Elle esquisse un pas de plus, mais je maintiens la distance. Elle se résigne avec un haussement d'épaules, l'air de dire : « Je te laisse tranquille pour l'instant, mais je n'en ai pas fini avec toi. »
Insensible à tout l'échange qui vient d'avoir lieu, le mec en baggy s'empare du seau pour aller le remplir aux toilettes des mecs, accompagné par le fils à papa qui a pris ma défense. Pendant ce temps-là, Kenna demande à la gueule d'ange de la prendre en photo devant le casier. Elle pose, puis l'attire vers elle pour faire un selfie d'eux devant ce qu'elle semble considérer comme un trophée.
– Je te préviens, je ne vais pas poster ça sur mon Insta, l'avise-t‑il sans se retenir de rigoler pour autant.
– Écoute, Nate, au moins, il comprendra ce qu'il risque, s'il continue ! réplique-t‑elle en vérifiant les photos sur le portable.
– Tu sais qu'il ne m'a toujours pas unfollow, depuis le temps ?
– T'as eu raison de ne pas le bloquer. J'ai hâte de voir comment il va réagir.
– Je te dis que je ne posterai pas ce truc !
Elle joue des sourcils et, sur ces entrefaites, les deux autres reviennent avec de l'eau chaude. Kenna distribue les éponges à tout le monde. Lorsqu'elle m'en tend une, je ne la saisis pas. Elle ne croit quand même pas que je vais nettoyer leurs conneries alors que c'est leur faute si je suis coincé là ?
– Prends cette éponge ou je te la fais avaler, Holtz.
– Garde-la et bâillonne-toi avec, ça nous fera des vacances.

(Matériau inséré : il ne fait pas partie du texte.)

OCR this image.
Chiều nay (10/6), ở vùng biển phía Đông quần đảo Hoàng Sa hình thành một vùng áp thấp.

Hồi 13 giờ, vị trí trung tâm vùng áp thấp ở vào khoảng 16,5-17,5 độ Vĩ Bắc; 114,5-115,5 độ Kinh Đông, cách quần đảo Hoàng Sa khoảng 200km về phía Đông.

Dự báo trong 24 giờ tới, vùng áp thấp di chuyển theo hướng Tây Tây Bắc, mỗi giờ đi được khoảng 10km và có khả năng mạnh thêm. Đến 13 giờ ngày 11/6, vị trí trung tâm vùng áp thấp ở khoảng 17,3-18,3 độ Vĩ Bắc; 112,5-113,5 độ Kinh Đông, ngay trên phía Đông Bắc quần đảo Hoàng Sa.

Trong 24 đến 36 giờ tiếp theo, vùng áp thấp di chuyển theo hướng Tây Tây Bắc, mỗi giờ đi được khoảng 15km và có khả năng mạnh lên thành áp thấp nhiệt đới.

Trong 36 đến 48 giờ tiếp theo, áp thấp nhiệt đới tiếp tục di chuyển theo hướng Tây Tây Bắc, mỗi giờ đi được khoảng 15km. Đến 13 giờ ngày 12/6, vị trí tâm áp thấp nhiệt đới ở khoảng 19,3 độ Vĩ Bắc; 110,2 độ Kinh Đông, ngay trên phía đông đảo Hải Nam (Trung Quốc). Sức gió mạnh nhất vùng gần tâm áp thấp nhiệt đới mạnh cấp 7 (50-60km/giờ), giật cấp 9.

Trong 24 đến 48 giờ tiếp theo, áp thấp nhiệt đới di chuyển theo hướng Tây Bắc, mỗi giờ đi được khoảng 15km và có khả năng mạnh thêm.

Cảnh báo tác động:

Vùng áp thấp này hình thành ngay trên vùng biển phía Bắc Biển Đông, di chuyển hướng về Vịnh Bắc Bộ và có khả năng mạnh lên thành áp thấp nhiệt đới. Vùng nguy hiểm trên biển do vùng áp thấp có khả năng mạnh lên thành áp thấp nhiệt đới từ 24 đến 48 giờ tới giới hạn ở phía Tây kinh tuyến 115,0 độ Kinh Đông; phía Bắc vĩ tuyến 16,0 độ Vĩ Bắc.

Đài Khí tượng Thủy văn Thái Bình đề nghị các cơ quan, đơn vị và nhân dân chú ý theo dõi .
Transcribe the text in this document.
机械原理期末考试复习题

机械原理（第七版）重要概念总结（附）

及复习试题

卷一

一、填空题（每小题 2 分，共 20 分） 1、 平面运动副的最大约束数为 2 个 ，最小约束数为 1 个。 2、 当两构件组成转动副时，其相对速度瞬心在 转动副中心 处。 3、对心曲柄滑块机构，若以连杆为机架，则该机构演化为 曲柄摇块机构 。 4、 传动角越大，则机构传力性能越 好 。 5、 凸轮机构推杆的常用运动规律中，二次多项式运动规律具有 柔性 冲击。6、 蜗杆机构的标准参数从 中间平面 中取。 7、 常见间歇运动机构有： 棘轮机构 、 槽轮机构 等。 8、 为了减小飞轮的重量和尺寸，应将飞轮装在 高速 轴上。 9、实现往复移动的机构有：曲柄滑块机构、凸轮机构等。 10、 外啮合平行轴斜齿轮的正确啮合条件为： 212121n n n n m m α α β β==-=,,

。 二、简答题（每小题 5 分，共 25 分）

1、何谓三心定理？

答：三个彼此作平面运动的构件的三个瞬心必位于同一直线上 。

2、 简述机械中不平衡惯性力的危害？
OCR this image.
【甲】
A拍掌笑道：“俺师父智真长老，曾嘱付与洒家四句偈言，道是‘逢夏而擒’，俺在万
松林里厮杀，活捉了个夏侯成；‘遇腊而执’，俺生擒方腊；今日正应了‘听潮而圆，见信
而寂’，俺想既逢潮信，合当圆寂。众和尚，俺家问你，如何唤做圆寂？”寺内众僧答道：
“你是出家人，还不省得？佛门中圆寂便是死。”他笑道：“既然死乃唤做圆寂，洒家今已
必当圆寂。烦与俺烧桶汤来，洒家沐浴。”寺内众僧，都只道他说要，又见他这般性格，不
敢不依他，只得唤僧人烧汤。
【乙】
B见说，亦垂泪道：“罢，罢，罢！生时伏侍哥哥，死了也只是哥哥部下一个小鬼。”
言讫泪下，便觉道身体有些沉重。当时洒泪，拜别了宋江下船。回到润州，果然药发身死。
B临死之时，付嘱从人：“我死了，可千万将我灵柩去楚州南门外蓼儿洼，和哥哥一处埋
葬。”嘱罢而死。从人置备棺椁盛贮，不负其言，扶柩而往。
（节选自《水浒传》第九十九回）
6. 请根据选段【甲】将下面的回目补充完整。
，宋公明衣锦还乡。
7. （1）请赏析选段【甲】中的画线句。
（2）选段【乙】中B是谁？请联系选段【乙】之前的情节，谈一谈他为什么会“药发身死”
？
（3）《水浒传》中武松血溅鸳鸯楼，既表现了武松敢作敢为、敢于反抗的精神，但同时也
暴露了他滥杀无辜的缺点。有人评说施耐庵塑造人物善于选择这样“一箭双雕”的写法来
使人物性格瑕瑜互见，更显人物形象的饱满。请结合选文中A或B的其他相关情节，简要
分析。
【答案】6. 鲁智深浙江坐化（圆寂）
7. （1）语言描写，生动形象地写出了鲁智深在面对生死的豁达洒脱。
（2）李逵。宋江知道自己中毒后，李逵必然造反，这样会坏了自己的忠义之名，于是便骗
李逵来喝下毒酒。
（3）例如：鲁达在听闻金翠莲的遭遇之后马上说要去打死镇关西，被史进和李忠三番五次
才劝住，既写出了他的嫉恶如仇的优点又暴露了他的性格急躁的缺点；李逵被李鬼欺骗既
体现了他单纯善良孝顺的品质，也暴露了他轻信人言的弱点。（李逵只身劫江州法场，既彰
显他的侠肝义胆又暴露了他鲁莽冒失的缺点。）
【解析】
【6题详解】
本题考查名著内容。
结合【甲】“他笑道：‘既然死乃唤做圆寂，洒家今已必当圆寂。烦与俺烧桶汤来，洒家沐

Elle me défie du regard, son intérêt d'autant plus aiguisé par ma remarque. La prochaine fois, je me souviendrai de fermer ma gueule.
Ses potes n'interviennent pas, mais ils me lancent des sourires encourageants, comme s'ils étaient impressionnés que je tienne tête à Kenna. Ils se ravisent dès qu'elle se tourne vers eux et leur fait signe de se mettre au travail. Plutôt que de la rembarrer, ils lèvent les yeux au ciel mais obéissent tout de même. Quelle bande de losers.
Le blondinet sort son portable de sa poche et met de la musique, sans doute pour qu'on nettoie dans la bonne humeur. Manque de bol pour lui, j'ai horreur du rock, et encore plus depuis que je vis dans une maison assiégée par un groupe. Kenna danse avec lui tandis que le dénommé Jaeger râle.
– Éteins ça, Nate ! On est censés rester tranquilles, M. Johnson va nous tomber dessus !
Kenna se moque de lui, sans cesser d'onduler sensuellement.
– Pauvre Thomas Jaeger-Lynch Junior, troisième du nom! Il est contrarié parce que son papounet va le forcer à venir à pied au lycée pour le punir !
– Arrête, Kenna, je suis pas d'humeur. Tu sais que je vais me faire défoncer à cause de tes conneries !
– Oh, excuse-moi. Tu vas être privé de chauffeur, par ma faute.
Je marque un temps d'arrêt, perplexe. Ce Jaeger a l'air riche, c'est clair, avec sa chemise sur mesure et sa montre de luxe, mais je ne pensais pas que c'était au point d'avoir un chauffeur.
– Tu sais, mon chou, il serait temps que tu passes ton permis ! Allez, boude pas ! lui dit Kenna d'une voix pleine de sous-entendus. Viens danser avec moi, plutôt.
Elle tend les mains vers sa proie pour l'appâter. Il fait une gueule de six pieds de long lorsqu'elle l'attire à elle, puis réussit à se dégager en grognant.
Il reprend le nettoyage du casier tandis que Kenna mime des scènes suggestives dès qu'il a le dos tourné. Et puis, comme les autres rejoignent Jaeger pour l'aider, elle fonce vers son grand pote noir sans crier gare et saute sur son dos.
– KUUURT...! hurle-t‑elle alors qu'il la réceptionne.
Elle lui murmure des paroles à l'oreille et ça le fait rire, puis il la laisse se hisser sur ses épaules. Et voilà qu'elle se met à récurer le haut du casier depuis son perchoir, sa poitrine rebondissant dans le mouvement.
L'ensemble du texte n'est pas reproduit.